Perhaps the largest consensus among the post-hip-hop generation class was the notion that our lives and, in fact, our unborn children’s lives were dependent upon the preservation and nurturing of the earth, our common mother. Environmental issues such as climate change are increasingly becoming a part of our discussion. It is clear to us that the people in power now have not inherited the world from their forefathers, but rather have borrowed it from us and our children. It’s time to free her from the toxic grips of corporate greed and callousness.

I anticipated
, at some point during the class, a student asking, “Where does hip hop fit in to this?” I anticipated acknowledging the sweeping power of hip hop, particularly rap music, and using it as the spark for ideas to mobilize around. Affixed to that power, however, is great danger. Although artists have traditionally been able to rally masses of people, the reality that hip hoppers don’t own or control how the culture is disseminated complicates the efficacy of using hip hop to implement social change. The hope here lies in the underground, as the mainstream has hijacked ideas like Malcolm X’s “by any means
necessary” and applied it to guerilla capitalism, hence:
Get Rich or Die Tryin’
. This lack of ownership has caused hip hop to be transformed into a consumer movement dictated primarily by an affluent base of whites who purchase and distribute it.
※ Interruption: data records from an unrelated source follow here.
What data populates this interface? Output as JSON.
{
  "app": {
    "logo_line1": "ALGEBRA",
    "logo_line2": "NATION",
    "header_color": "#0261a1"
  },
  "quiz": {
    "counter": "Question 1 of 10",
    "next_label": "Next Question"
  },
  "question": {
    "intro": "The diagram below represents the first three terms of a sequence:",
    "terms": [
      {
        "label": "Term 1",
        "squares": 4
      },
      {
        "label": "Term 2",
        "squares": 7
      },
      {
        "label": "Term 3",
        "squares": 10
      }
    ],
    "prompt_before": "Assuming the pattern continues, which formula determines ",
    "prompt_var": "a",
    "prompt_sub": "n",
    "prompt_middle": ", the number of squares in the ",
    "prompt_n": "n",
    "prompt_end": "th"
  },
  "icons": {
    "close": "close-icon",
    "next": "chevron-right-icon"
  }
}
The post-hip-hop generation shouldn’t wait for mainstream musicians to say what needs to be said. The most important component is taking what is said—wherever it may come from—and converting that into positive social and political action. At the same time, since we live in a celebrity culture, it’s essential to leverage the voices, however few and far between they may be, of those icons willing to place their endorsement deals, record contracts, and status on the line for a greater cause. As the media literacy increases among the new generation, we will begin to realize that leadership and being on TV are not synonymous. That strong leadership is not about fiery rhetoric or nice punch lines, but a commitment to doing the work that needs to be done.